The public debate on the sustainability of the built environment has gathered pace in recent years. Institutions such as the UvA are being directly addressed, and not making a contribution is an untenable position to take in society today. This was emphasised in a call issued by academics, which included calls to decrease energy consumption and invest in sustainable energy (https://klimaatbriefuniversiteiten.nl/).
Since sustainable and energy-conscious construction is desirable from both a societal and financial perspective (in the longer term), this forms an important point for attention with regard to the development of the UvA's open city campuses, both during construction and afterwards.
The following form the most important aspects of the sustainability framework for University Quarter development, and have been embedded in these objectives:
1. Adopting the principle of almost energy-neutral buildings (i.e. BENG: bijna energieneutrale gebouwen), with the intention of later growing towards becoming an energy-neutral and subsequently energy-providing building;
2. Avoiding using natural gas, becoming all-electric;
3. Creating healthy indoor spaces, in line with the Frisse Scholen (Fresh Schools) concept;
4. Using sustainably produced materials;
5. Preventing the depletion of raw materials and natural resources in building construction and exploitation;
6. Instilling sustainable water use and management.
Energy and water use
The aim is for buildings to become energy-neutral at area level by strongly reducing building energy consumption and generating sustainable energy to cover the demand. These projects will be realised without connecting to the gas network. A subsequent ambition is to become energy-positive, entailing generating more energy than is consumed. In addition, the UvA and the City of Amsterdam would like to investigate together with local stakeholders (e.g. hotels, De Key and local residents) how the energy management of all of the property in the University Quarter can be made future proof, and whether synergy benefits can be gained from tackling this together.
Sustainability means more than achieving energy objectives. In the plan development for the buildings, ways to reduce water use are being studied, including looking at whether grey water (e.g. rainwater) can be used for certain purposes, such as for flushing toilets.
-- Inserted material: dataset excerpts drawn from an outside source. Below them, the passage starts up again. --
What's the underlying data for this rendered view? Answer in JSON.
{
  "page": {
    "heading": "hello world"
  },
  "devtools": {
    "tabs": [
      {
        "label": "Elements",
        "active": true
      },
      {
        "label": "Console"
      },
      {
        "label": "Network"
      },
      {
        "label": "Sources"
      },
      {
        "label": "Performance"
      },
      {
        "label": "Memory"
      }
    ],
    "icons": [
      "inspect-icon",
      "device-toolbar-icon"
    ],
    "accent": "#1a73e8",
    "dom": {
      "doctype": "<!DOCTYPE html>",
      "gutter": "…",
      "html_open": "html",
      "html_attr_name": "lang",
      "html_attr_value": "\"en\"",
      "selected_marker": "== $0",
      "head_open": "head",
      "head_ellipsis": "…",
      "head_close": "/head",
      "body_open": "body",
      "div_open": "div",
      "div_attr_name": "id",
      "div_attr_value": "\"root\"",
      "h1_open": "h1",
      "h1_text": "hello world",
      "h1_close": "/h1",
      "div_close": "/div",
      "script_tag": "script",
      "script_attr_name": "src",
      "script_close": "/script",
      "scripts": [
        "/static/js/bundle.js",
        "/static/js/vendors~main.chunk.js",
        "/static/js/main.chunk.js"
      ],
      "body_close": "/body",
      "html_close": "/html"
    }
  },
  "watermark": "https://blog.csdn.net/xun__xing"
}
Circular and sustainable construction
Circularity has become an important term in the construction and renovation of the University Quarter. This entails maximising the re-use of raw materials and products in the design and exploitation of the buildings. With regard to buildings, this not only entails looking at construction materials, but also at extending its service life by making it as flexible as possible to use. Construction material passports are currently being drawn up for all of the existing buildings, so any parties creating designs will know at the beginning of the design process what materials are available in the area.
Sustainability also has an important role to play in the construction process itself. Of course, any nuisance caused to those in the area must be kept to a minimum, which the UvA intends to achieve with such measures as using smaller, electric vehicles and transporting materials by canal.
Sustainability at building level
At building level, the degree to which sustainability aspects can be implemented and incorporated into buildings currently undergoing renovation is being investigated. The new University Library project is now undergoing this process.